FBI Turns Animal Cruelty into a Felony
From now on, people who cause harm to animals will be prosecuted as felons because the FBI has classified it as a top-tier grade A offense.
“It will help get better sentences, sway juries and make for better plea bargains,” explained Madeline Bernstein, president and CEO of the Society for the Prevention of Cruelty to Animals Los Angeles.
Previously, the FBI labeled animal cruelty crimes as ‘other’ grouping it with other lesser offenses. The system made the offenses hard to track and prosecute so this month the bureau has announced animal cruelty crimes, like murder and assault, will have their own category as a felony.
The change is based on research that shows serial killers and other violent criminals often start their hideous crimes with animals. Jeffrey Dahmer, ‘Son of Sam’ and the ‘Boston Strangler’ are some of the infamous killers who got their start by torturing cats and dogs when young.
“Regardless of whether people care about how animals are treated, people — like legislators and judges — care about humans, and they can’t deny the data,” said Natasha Dolezal, director of the animal law program in the Center for Animal Law Studies at Lewis & Clark College in Portland, Oregon.

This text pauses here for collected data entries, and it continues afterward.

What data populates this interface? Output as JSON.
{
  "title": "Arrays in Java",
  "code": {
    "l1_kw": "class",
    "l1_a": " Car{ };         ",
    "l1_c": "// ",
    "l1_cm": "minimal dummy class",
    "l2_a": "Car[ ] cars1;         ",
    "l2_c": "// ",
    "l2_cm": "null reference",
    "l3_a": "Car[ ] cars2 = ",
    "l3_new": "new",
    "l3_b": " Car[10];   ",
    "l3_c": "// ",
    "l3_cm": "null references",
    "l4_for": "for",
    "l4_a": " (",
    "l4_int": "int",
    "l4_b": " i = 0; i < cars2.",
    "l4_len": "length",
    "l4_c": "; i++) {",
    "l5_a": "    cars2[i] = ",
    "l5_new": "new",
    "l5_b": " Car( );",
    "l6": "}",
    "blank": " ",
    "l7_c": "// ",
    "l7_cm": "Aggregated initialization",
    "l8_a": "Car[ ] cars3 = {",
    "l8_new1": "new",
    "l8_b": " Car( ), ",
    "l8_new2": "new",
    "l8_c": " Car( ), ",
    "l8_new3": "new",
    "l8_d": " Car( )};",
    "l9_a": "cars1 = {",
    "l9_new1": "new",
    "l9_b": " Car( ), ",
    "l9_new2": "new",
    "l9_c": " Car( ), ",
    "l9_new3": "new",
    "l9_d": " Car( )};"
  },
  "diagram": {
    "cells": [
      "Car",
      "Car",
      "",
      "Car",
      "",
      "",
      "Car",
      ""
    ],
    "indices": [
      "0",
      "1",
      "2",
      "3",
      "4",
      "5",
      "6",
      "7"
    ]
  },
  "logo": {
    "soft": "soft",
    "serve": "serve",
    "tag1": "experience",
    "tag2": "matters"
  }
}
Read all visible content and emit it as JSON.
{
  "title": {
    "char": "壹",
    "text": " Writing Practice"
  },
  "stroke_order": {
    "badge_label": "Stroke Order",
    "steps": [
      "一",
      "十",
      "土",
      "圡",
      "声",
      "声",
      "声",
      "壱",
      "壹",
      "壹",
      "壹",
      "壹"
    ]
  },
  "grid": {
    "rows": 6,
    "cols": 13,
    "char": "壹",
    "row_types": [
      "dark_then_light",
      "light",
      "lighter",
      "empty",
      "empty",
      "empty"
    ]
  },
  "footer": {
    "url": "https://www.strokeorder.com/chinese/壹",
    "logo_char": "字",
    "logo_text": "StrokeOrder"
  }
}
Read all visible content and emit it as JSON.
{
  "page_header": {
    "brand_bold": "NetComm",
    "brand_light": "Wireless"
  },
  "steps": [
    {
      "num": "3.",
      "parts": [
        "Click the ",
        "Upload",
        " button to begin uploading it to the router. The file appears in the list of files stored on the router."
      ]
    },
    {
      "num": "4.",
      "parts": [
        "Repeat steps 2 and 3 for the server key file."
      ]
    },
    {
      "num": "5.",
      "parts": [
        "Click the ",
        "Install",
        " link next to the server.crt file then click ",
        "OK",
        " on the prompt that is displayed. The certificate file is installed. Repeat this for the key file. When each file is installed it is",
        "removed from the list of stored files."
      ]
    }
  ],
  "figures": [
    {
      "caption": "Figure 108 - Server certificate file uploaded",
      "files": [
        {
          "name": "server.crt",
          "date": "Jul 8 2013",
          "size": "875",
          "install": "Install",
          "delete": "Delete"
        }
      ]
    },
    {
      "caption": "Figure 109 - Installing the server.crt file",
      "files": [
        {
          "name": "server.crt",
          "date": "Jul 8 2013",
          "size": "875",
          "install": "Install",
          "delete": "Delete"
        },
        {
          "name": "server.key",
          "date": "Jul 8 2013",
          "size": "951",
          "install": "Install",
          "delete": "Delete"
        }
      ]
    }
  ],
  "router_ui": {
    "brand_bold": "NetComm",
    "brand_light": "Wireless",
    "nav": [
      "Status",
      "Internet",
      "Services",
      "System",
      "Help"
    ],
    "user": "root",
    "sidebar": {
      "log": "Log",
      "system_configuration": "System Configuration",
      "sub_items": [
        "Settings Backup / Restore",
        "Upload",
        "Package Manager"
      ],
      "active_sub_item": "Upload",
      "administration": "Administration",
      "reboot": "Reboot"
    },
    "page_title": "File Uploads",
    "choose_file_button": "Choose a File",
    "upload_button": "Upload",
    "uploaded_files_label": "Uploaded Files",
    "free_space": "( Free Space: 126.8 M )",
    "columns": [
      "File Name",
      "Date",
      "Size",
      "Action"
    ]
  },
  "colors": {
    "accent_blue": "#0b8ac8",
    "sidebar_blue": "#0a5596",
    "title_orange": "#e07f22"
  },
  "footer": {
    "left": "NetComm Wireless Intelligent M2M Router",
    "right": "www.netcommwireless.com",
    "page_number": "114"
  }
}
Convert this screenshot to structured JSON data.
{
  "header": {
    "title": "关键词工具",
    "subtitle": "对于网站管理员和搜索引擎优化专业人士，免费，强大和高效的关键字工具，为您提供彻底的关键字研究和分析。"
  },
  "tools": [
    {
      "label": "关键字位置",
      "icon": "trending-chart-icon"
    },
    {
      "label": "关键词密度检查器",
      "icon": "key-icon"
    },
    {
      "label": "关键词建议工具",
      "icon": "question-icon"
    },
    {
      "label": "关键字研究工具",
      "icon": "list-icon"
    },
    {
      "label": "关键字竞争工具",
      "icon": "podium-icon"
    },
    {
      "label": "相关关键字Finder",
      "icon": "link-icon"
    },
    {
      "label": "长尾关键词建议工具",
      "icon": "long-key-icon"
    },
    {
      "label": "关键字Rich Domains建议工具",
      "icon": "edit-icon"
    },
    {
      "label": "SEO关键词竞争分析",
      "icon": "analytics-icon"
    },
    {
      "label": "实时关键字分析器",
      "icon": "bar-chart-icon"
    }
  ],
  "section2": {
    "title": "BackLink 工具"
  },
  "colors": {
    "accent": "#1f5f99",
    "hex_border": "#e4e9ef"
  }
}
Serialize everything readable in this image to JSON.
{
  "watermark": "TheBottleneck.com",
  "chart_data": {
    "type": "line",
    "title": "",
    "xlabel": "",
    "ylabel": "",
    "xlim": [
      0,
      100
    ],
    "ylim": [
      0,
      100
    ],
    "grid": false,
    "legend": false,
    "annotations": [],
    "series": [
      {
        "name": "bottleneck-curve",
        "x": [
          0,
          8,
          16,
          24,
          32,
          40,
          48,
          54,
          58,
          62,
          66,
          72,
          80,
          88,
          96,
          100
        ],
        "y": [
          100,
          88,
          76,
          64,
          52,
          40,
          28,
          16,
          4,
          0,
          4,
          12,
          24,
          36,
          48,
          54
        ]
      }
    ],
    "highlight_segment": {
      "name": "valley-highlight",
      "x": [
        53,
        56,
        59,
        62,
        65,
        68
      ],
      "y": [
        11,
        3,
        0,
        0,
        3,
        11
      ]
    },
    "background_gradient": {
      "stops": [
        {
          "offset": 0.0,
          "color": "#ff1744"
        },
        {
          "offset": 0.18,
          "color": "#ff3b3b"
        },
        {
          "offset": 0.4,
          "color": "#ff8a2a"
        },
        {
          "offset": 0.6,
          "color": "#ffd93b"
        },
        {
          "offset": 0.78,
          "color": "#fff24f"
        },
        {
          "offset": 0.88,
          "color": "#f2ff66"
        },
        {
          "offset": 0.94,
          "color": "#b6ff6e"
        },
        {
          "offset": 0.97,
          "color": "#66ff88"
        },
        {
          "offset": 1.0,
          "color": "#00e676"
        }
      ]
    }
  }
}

The goal with the new system is for authorities to more easily identify and prosecute offenders of animal cruelty so that “if he gets help now, he won’t turn into Jeffrey Dahmer,” explained Bernstein.
According to an FBI statement, the animal cruelty category will be divided into four sub categories: simple or gross neglect; intentional abuse and torture; organized abuse, which includes dogfighting and cockfighting; and animal sexual abuse.
The cases will take some time to be transferred to the right FBI database but tracking is supposed to start in 2016. And even if the stricter penalties on animal cruelty aren’t targeted to helping animals, the new system is bound to do it just by raising awareness to authorities on how bad the problem really is.
“The immediate benefit is it will be in front of law enforcement every month when they have to do their crime reports,” said John Thompson, interim executive director of the National Sheriffs’ Association who helped to get the new animal cruelty category instituted. “That’s something we have never seen.”